The Climate Change Super Fund Act
(Bill #502129B): A Critical Examination
By: Victor Furman
My name is Victor Furman, and for nearly two decades, I have been deeply involved in political advocacy and community activism. I served as a Field Director for the Joint Landowners Coalition of NY (JLCNY) and even ran for the New York State Assembly. My journey into advocacy began when I attended numerous upstate town board meetings, eventually leading me to speak at a pro-natural gas rally in Lynbrook, Long Island. My firm stance on energy policy is simple: “Drill Baby Drill” (DBD).
I didn’t set out to be an activist. My eyes were opened when I received a questionnaire from NYRAD, a so-called citizens’ group against drilling. The document was filled with misinformation, and I knew I had to dig deeper. Over time, I’ve written extensively—without compensation—for Natural Gas Now (Tom Shepstone), Marcellus News (Jim Willis), and numerous national newspapers. My testimony has been heard at legislative board meetings in Albany, NY, and Encon Hearings in Pennsylvania. I believe my experience and dedication give me a unique perspective on energy policy.

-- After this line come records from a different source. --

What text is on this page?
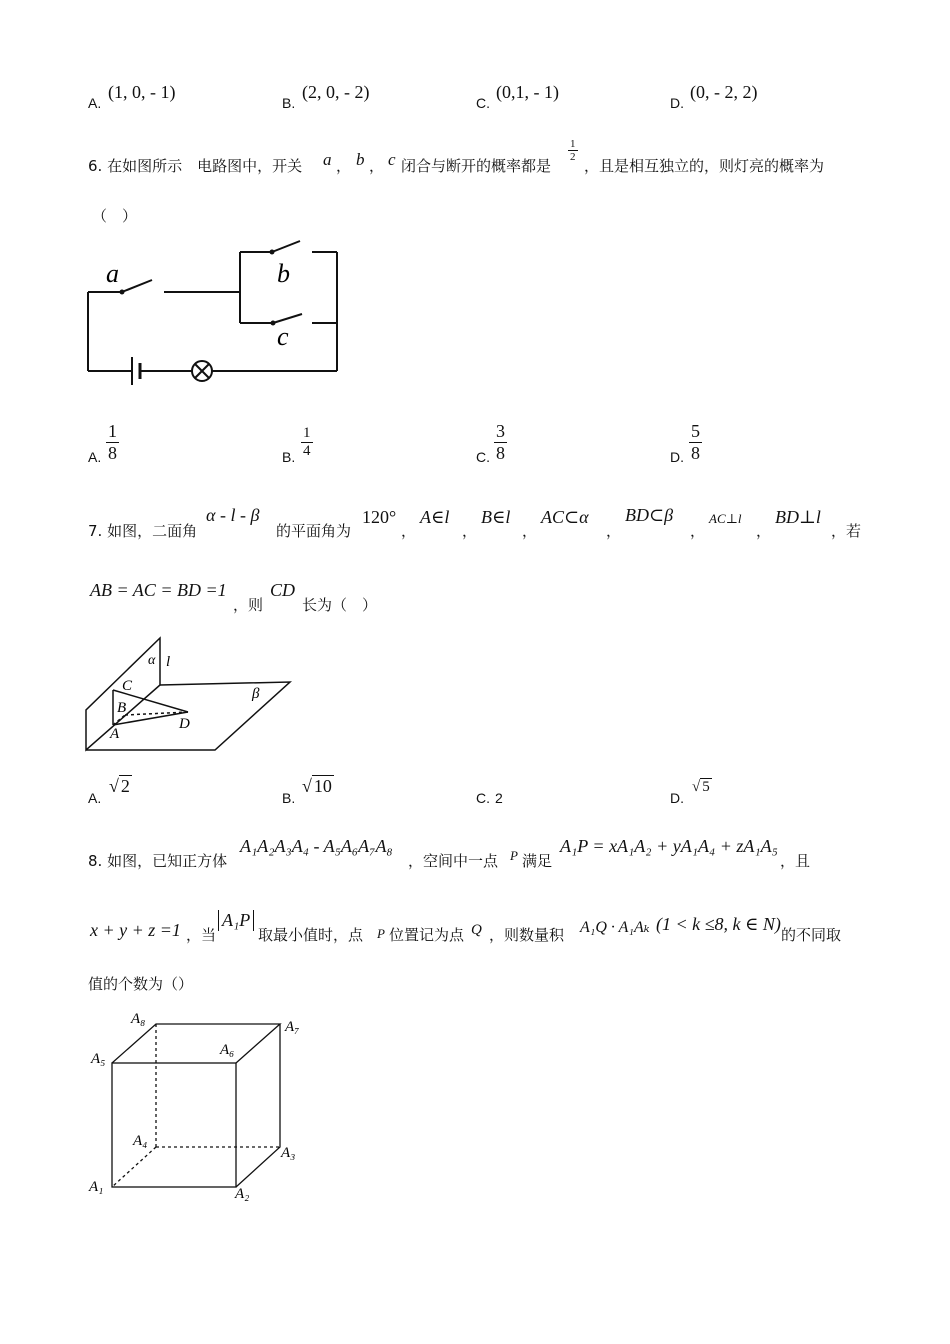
A.
(1, 0, - 1)
B.
(2, 0, - 2)
C.
(0,1, - 1)
D.
(0, - 2, 2)
6. 在如图所示　电路图中，开关 a ， b ， c 闭合与断开的概率都是
$\frac{1}{2}$
，且是相互独立的，则灯亮的概率为
（　）
a	b
c
A. $\frac{1}{8}$	B. $\frac{1}{4}$	C. $\frac{3}{8}$	D. $\frac{5}{8}$
7. 如图，二面角
α - l - β
的平面角为
120°
，
A∈l
，
B∈l
，
AC⊂α
，
BD⊂β
，
AC⊥l
，
BD⊥l
，若
AB = AC = BD =1
，则
CD
长为（　）
α l
β
C
B
A
D
A.
√ 2
B.
√ 10
C. 2	D.
√ 5
8. 如图，已知正方体
A₁A₂A₃A₄ - A₅A₆A₇A₈
，空间中一点 P 满足
A₁P = xA₁A₂ + yA₁A₄ + zA₁A₅
，且
x + y + z =1 ，当
A₁P
取最小值时，点 P 位置记为点 Q ，则数量积 A₁Q · A₁Aₖ (1 < k ≤8, k ∈ N)
的不同取
值的个数为（）
A₁	A₂
A₃
A₄
A₅
A₆
A₇
A₈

Now, let’s talk about Bill #502129B, the Climate Change Super Fund Act. This bill establishes a
climate
change adaptation cost recovery program, which essentially forces corporations—particularly those in the energy sector—to fund infrastructure investments designed to combat
climate
change. While the bill may seem noble on the surface, the reality is that it punishes the very industries that have powered America’s economic growth and technological advancement.
The bill mandates that corporations deemed responsible for significant greenhouse gas emissions share the cost of
climate adaptation efforts, including:
- Upgrades to infrastructure to withstand extreme weather events.
- Coastal defenses against rising sea levels.
- Reinforced public utilities for climate resilience.
Additionally, the bill introduces stringent prevailing wage requirements, ensuring that all labor on funded projects meets union wage standards. It also mandates that structural iron and steel used in these projects be sourced from within the United States, its territories, or possessions.
On the surface, these provisions might seem beneficial. However, as someone who has spent years advocating for affordable energy and energy independence, I see major flaws in this legislation.
First, the premise of this bill assumes that corporations alone are responsible for
climate change, ignoring the undeniable fact that the Earth’s
climate has been changing for millions of years. A single volcanic eruption can spew more pollutants into the atmosphere than the entire Industrial Revolution, yet we do not see governments imposing taxes on volcanoes. The idea that taxing and penalizing corporations will somehow stop
climate change is fundamentally flawed. Second, billions of dollars in taxes, subsidies, and grants have been funneled into
climate initiatives, yet
climate change persists. The government has a long history of contradictory
climate predictions, from warnings of an impending Ice Age to fears of catastrophic warming. The reality is that humans adapt—not through taxation, but through technological innovation and responsible policy-making. Finally, fossil fuels remain a cornerstone of economic stability. They keep our cars moving, our homes warm in winter, and our businesses running. Yet, this bill places a heavy financial burden on the very industries that sustain modern life. Instead of penalizing energy producers, we should focus on balanced, market-driven solutions that support both environmental stewardship and economic prosperity.
This bill, like many before it, is another government-led financial redistribution scheme masquerading as
climate action. It won’t stop
climate change, but it will make energy more expensive, stifle innovation, and place unnecessary burdens on American industries and workers. The real solution lies not in overregulation and taxation but in incentivizing clean energy advancements while maintaining a realistic approach to economic growth.
I have spent nearly two decades fighting for affordable energy and American fuel independence. If there’s one thing I’ve learned, it’s that government intervention rarely produces the desired results. The answer to
climate adaptation isn’t another tax on industry—it’s policy that fosters innovation without crippling the economy.